American social psychologist

Gregory B. Northcraft is an American social psychologist.

While Northcraft attended Dartmouth College, he spent a portion of 1973 working for the United States Information Agency's Foreign Information Service. He graduated with Bachelor of Arts degrees in psychology and Russian language and literature in 1975. Northcraft earned a second Bachelor of Arts degree in experimental psychology in 1977 from the University of Oxford, and worked for the Office of the Commissioner of Education in the same year. As a master's and doctoral student of social psychology at Stanford University, Northcraft spent part of 1979 with the Office of Consumer Studies within the Food and Drug Administration.

After completing his graduate studies in 1981, Northcraft began his career at the University of Arizona as an assistant professor of management and public policy. He was successively promoted to an associate and full professorship in 1987 and 1991, respectively.

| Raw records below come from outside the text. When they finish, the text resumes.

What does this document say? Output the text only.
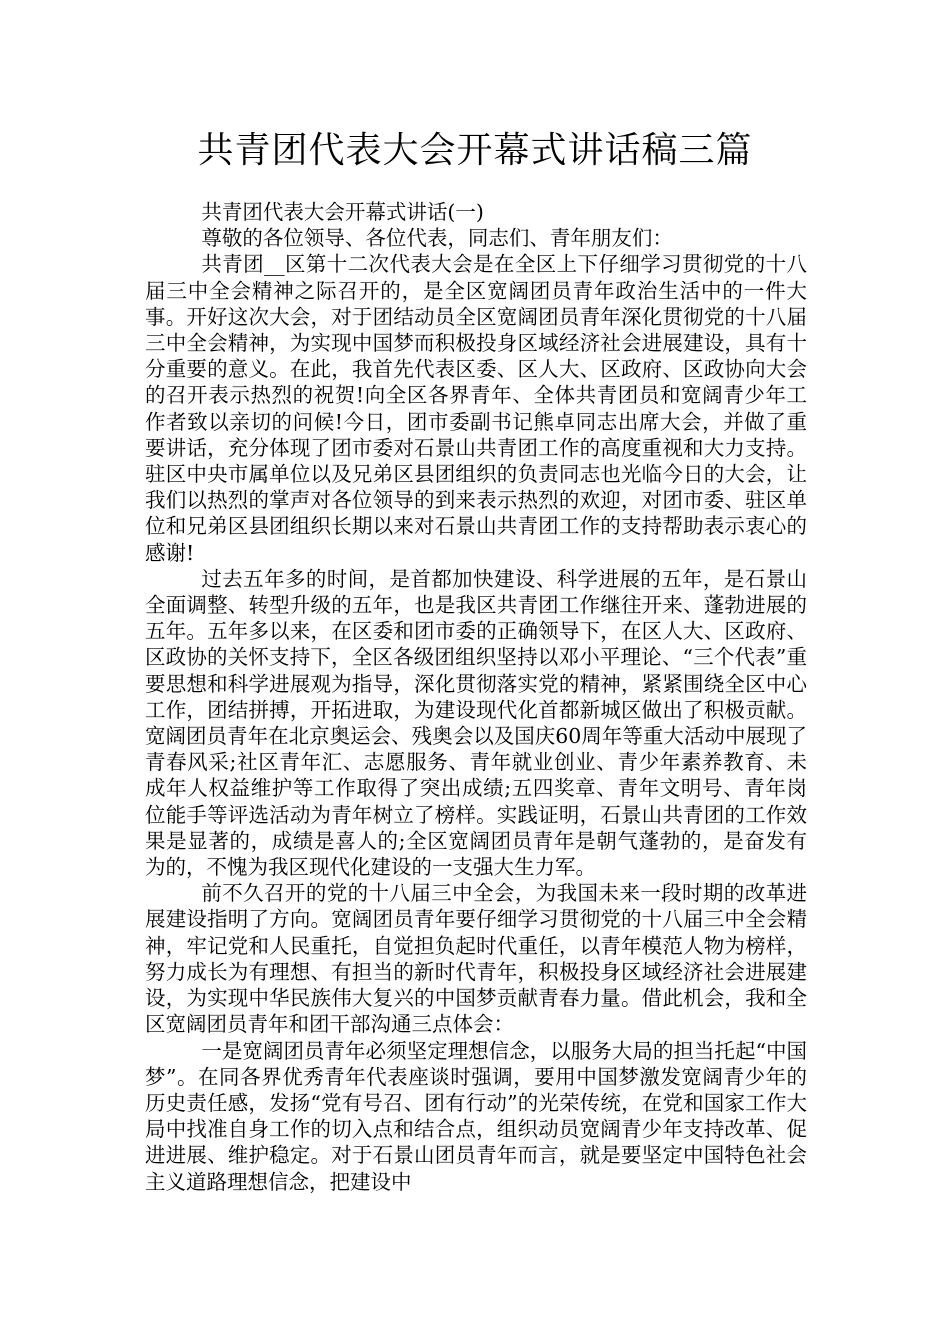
共青团代表大会开幕式讲话稿三篇

共青团代表大会开幕式讲话(一)

尊敬的各位领导、各位代表，同志们、青年朋友们：

共青团__区第十二次代表大会是在全区上下仔细学习贯彻党的十八届三中全会精神之际召开的，是全区宽阔团员青年政治生活中的一件大事。开好这次大会，对于团结动员全区宽阔团员青年深化贯彻党的十八届三中全会精神，为实现中国梦而积极投身区域经济社会进展建设，具有十分重要的意义。在此，我首先代表区委、区人大、区政府、区政协向大会的召开表示热烈的祝贺!向全区各界青年、全体共青团员和宽阔青少年工作者致以亲切的问候!今日，团市委副书记熊卓同志出席大会，并做了重要讲话，充分体现了团市委对石景山共青团工作的高度重视和大力支持。驻区中央市属单位以及兄弟区县团组织的负责同志也光临今日的大会，让我们以热烈的掌声对各位领导的到来表示热烈的欢迎，对团市委、驻区单位和兄弟区县团组织长期以来对石景山共青团工作的支持帮助表示衷心的感谢!

过去五年多的时间，是首都加快建设、科学进展的五年，是石景山全面调整、转型升级的五年，也是我区共青团工作继往开来、蓬勃进展的五年。五年多以来，在区委和团市委的正确领导下，在区人大、区政府、区政协的关怀支持下，全区各级团组织坚持以邓小平理论、“三个代表”重要思想和科学进展观为指导，深化贯彻落实党的精神，紧紧围绕全区中心工作，团结拼搏，开拓进取，为建设现代化首都新城区做出了积极贡献。宽阔团员青年在北京奥运会、残奥会以及国庆60周年等重大活动中展现了青春风采;社区青年汇、志愿服务、青年就业创业、青少年素养教育、未成年人权益维护等工作取得了突出成绩;五四奖章、青年文明号、青年岗位能手等评选活动为青年树立了榜样。实践证明，石景山共青团的工作效果是显著的，成绩是喜人的;全区宽阔团员青年是朝气蓬勃的，是奋发有为的，不愧为我区现代化建设的一支强大生力军。

前不久召开的党的十八届三中全会，为我国未来一段时期的改革进展建设指明了方向。宽阔团员青年要仔细学习贯彻党的十八届三中全会精神，牢记党和人民重托，自觉担负起时代重任，以青年模范人物为榜样，努力成长为有理想、有担当的新时代青年，积极投身区域经济社会进展建设，为实现中华民族伟大复兴的中国梦贡献青春力量。借此机会，我和全区宽阔团员青年和团干部沟通三点体会：

一是宽阔团员青年必须坚定理想信念，以服务大局的担当托起“中国梦”。在同各界优秀青年代表座谈时强调，要用中国梦激发宽阔青少年的历史责任感，发扬“党有号召、团有行动”的光荣传统，在党和国家工作大局中找准自身工作的切入点和结合点，组织动员宽阔青少年支持改革、促进进展、维护稳定。对于石景山团员青年而言，就是要坚定中国特色社会主义道路理想信念，把建设中
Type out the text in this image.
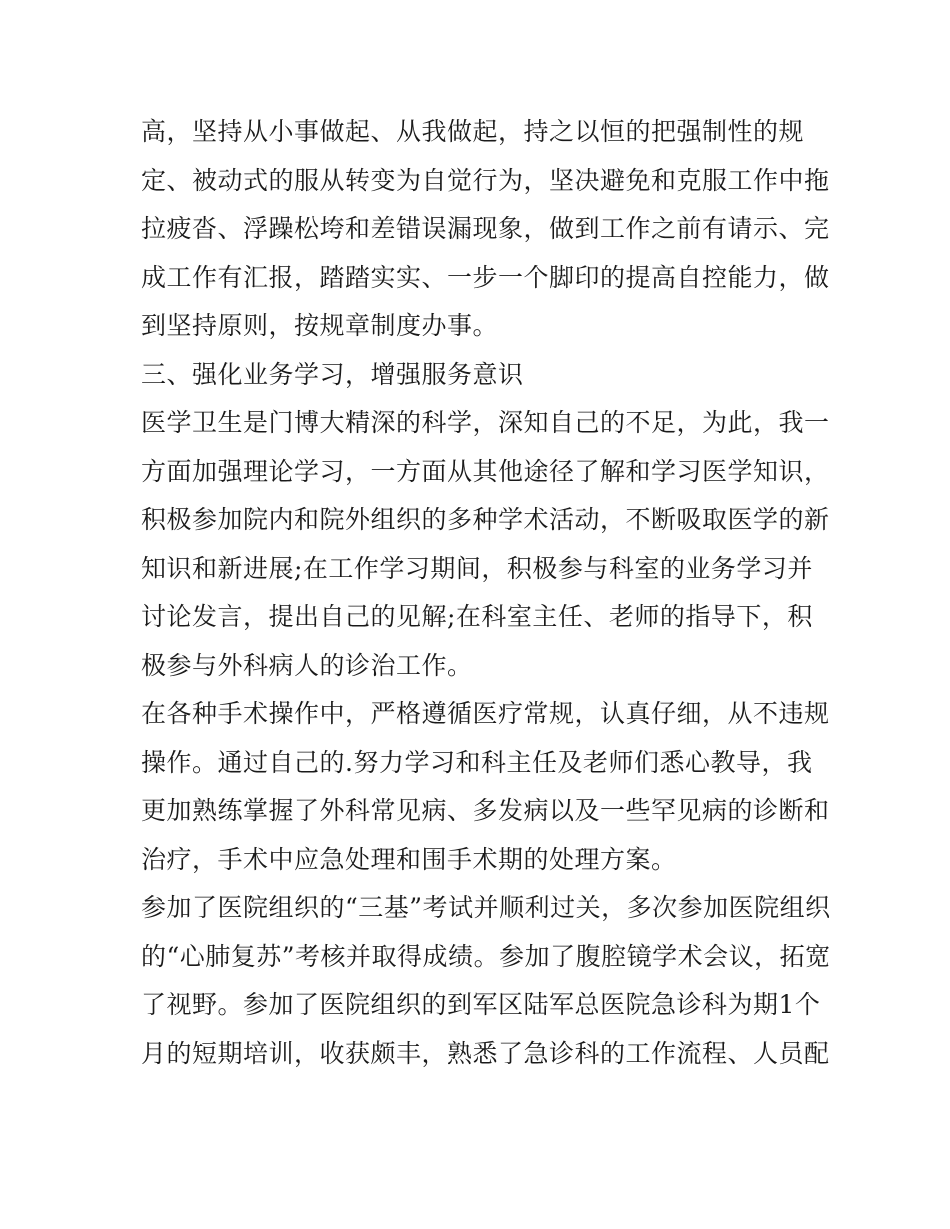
高，坚持从小事做起、从我做起，持之以恒的把强制性的规
定、被动式的服从转变为自觉行为，坚决避免和克服工作中拖
拉疲沓、浮躁松垮和差错误漏现象，做到工作之前有请示、完
成工作有汇报，踏踏实实、一步一个脚印的提高自控能力，做
到坚持原则，按规章制度办事。
三、强化业务学习，增强服务意识
医学卫生是门博大精深的科学，深知自己的不足，为此，我一
方面加强理论学习，一方面从其他途径了解和学习医学知识，
积极参加院内和院外组织的多种学术活动，不断吸取医学的新
知识和新进展;在工作学习期间，积极参与科室的业务学习并
讨论发言，提出自己的见解;在科室主任、老师的指导下，积
极参与外科病人的诊治工作。
在各种手术操作中，严格遵循医疗常规，认真仔细，从不违规
操作。通过自己的.努力学习和科主任及老师们悉心教导，我
更加熟练掌握了外科常见病、多发病以及一些罕见病的诊断和
治疗，手术中应急处理和围手术期的处理方案。
参加了医院组织的“三基”考试并顺利过关，多次参加医院组织
的“心肺复苏”考核并取得成绩。参加了腹腔镜学术会议，拓宽
了视野。参加了医院组织的到军区陆军总医院急诊科为期1个
月的短期培训，收获颇丰，熟悉了急诊科的工作流程、人员配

In 1996, Northcraft joined the University of Illinois Urbana-Champaign faculty, where he served as Harry J. Gray Professor of Executive Leadership from 2001 to 2009. In 2008, Northcraft became director of the Office of Research, while also serving as interim associate dean of faculty for the University of Illinois College of Business. Before Northcraft retired in 2009, he held the full-time associate deanship.